このほど、北京市における高架下スペースの整備・改善に向けた3カ年プロジェクトが全面的に完了し、市内346カ所の高架橋エリアを対象とした整備・改良工事がすべて終了した。

改修後、天寧寺橋の高架下スペースに新設された親子向けスペースや遊具
3年間にわたる体系的な整備を経て、北京市全域の高架下スペースにおける各種整備は目覚ましい成果を上げた。市内全体で高架下仮設建物4万7000平方メートル、老朽化した柵7万3000メートルを撤去し、乱雑な架空配線5万7600メートルを整理したほか、道路舗装の改修は73万2000平方メートルに及び、新たに6505平方メートルの緑地を整備した。また、潜在的な空間資源を継続的に掘り起こし、累計で1万3373台分の駐車スペースを改修するとともに、7928台分を新設し、都市の既存空間を効果的に活用した。

天寧寺橋下のバスケットコートでシュート練習に励む子供たち
新エネルギー車の充電ニーズに対応するため、北京市は地域の実情に合わせ、安全性を最優先とする方針のもと、高架下への充電設備整備を着実に進め、環境に配慮した利便性の高い市民向けサービスの提供範囲を拡大し続けている。
また、一部の高架橋周辺や高架下駐車場では、歩行者施設の不足、案内標識の不備、バリアフリールートの未整備といった課題があったことから、市内全域で詳細な実態調査を実施し、47基の高架橋と141箇所の地点を対象とする整備台帳を作成した。歩行者・自転車の通行動線の改善や交通案内標識、バリアフリー機能の充実を継続的に進めるとともに、関係部門が連携して秩序維持や利用マナーの周知を日常的に行い、安全で快適な歩行環境・自転車通行環境の整備を進めている。
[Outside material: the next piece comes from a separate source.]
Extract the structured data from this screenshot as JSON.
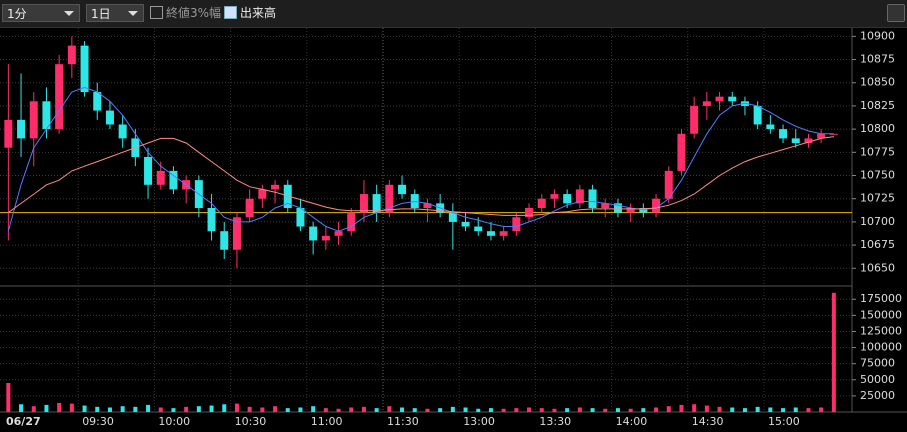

改修を経て、統一的な計画がなかった19箇所の敷地を9つの駐車エリアへ再編・整備した菜戸営橋一帯
中心市街地の重点整備エリアである豊台区では、高架橋エリアの総合的な管理と環境改善を高い水準で推進している。3年間で26カ所の高架橋エリアの整備と8カ所の高架橋エリアの環境改善を完了し、高架下管理施設708室(延べ約1万6000平方メートル)と老朽化した柵1万4000メートルを撤去した。また、高架下にはプランター1500基と総延長1300メートルの花壇を整備し、約12万平方メートルの質の高い公共空間を創出するとともに、一般利用向けの駐車スペース2700台分を新設した。これにより、高架下スペースにおける雑然とした景観や資源の有効活用不足、機能不足といった従来の課題が大きく改善された。